Lessons are better in Creative Schools. Student
As a visual and textiles artist teaching both adults and children, Sally was interested in classroom dynamics and seeing how children learn day to day. It was refreshing to follow the guidance provided by Creative Schools that creatives wouldn't be teaching their art practice, but instead be using the Five Creative Habits of Learning and working directly with mainstream curriculum.

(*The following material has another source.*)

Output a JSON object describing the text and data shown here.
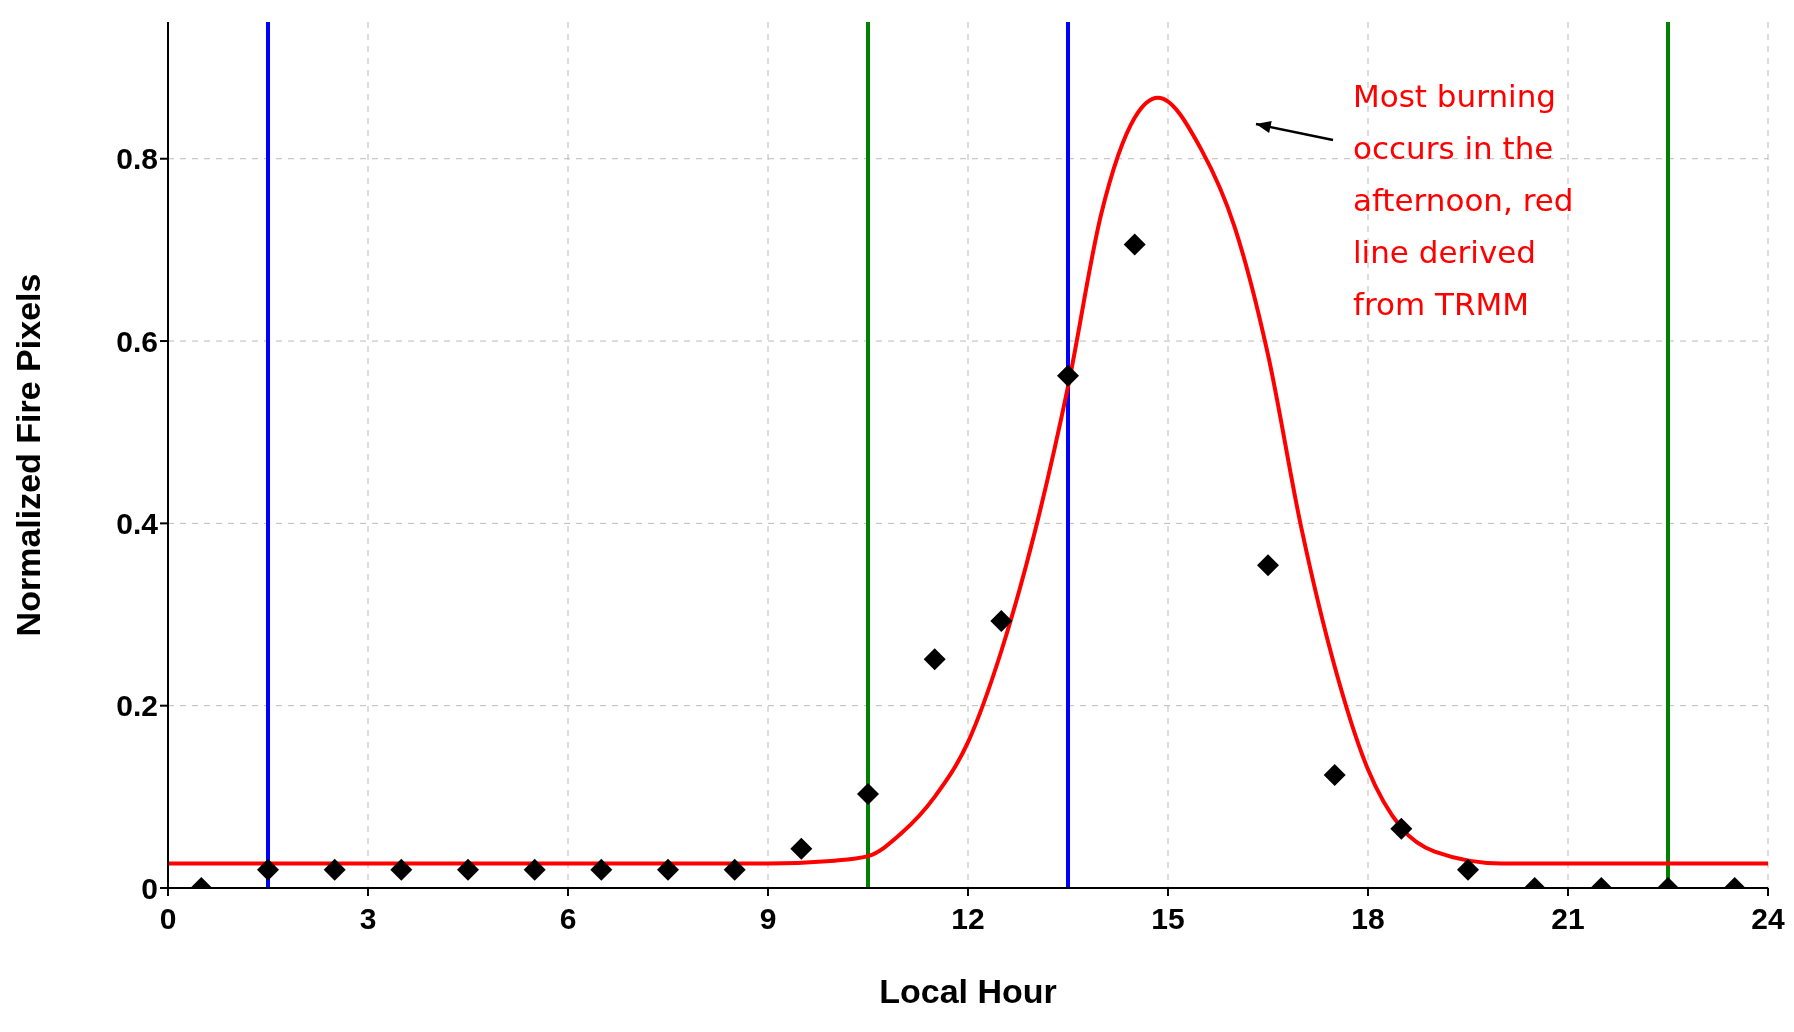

We have many students with Autism, ADHD and Dyslexia, Tier 3 behaviour students and this program has allowed them to feel included in our environment which has been very impactful. We are very grateful for Creative Schools. Teacher
I feel there was joy in our classroom. We were encouraged to ask different questions, as opposed to the ‘right one.’ Student
The impact on the Teacher/Creative partnership
I felt supported in the classroom. It was a positive experience and students would say that it was something they really looked forward to. Teacher
The teacher that I’m working with has been super encouraging. I call on her as she knows her class best. Creative Practitioner
Main Curriculum Focus: Literacy
Confidently using adjectives, constructing a fictional character though a series of workshops.